On Saturday, the Arlington Partnership for Affordable Housing received the last approvals it needed to repair 62 committed affordable units across six garden apartment buildings in the Radnor-Ft. Myer Heights neighborhood.
These renovations are part of a two-phase redevelopment project of The Marbella Apartments along N. Queen Street near Route 50. Two 12-story, 100% affordable buildings will replace a three-story, garden-style complex north of Joint Base Myer-Henderson Hall while the other 62 units will be renovated.
These units will get updated windows and façades as well as interiors, new handrails and new wells that protect windows that are level with the ground from soil, known as window wells.
The project had nearly cleared the last design and permitting stages when it was discovered that the property does not conform with present-day Zoning Ordinance regulations, per a county report. That meant some of its repairs, including the window wells, could not proceed by-right.

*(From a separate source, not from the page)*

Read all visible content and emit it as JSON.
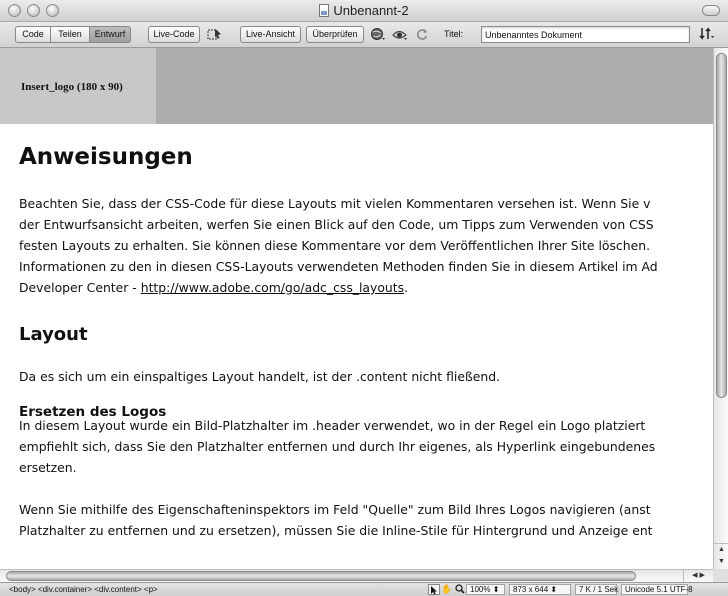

The apartments were built by-right in the 1940s, a decade before the ordinance was enacted. The buildings now do not meet the ordinance’s requirements for how close a property could be to the street nor parking and density regulations.
Arlington County staff and the applicant argued against trying to make the buildings conform with current zoning rules.
“Bringing the existing buildings into conformance with current parking and setback standards would negatively impact existing units, mature trees, and open space, thus compromising the goals of affordable housing preservation and the historic qualities of the garden apartment property,” the report said.
Instead, on Saturday, the Arlington County Board designated the property with the Marbella Apartments as a “Voluntary Coordinated Housing Preservation and Development District.”
The property joins some eight other buildings in Arlington, the report says. They received this designation between 1992 and 2011.
The Board also approved a related use permit. These two moves allow the planned structural changes to the apartments without making them conform to zoning ordinances.
The buildings consist of mostly 1-bedroom apartments, with some studio, 2- and 3-bedroom units. They are available to people earning a mix of incomes up to 60% of the area median income.
Neither the report nor application materials indicated when renovations would begin.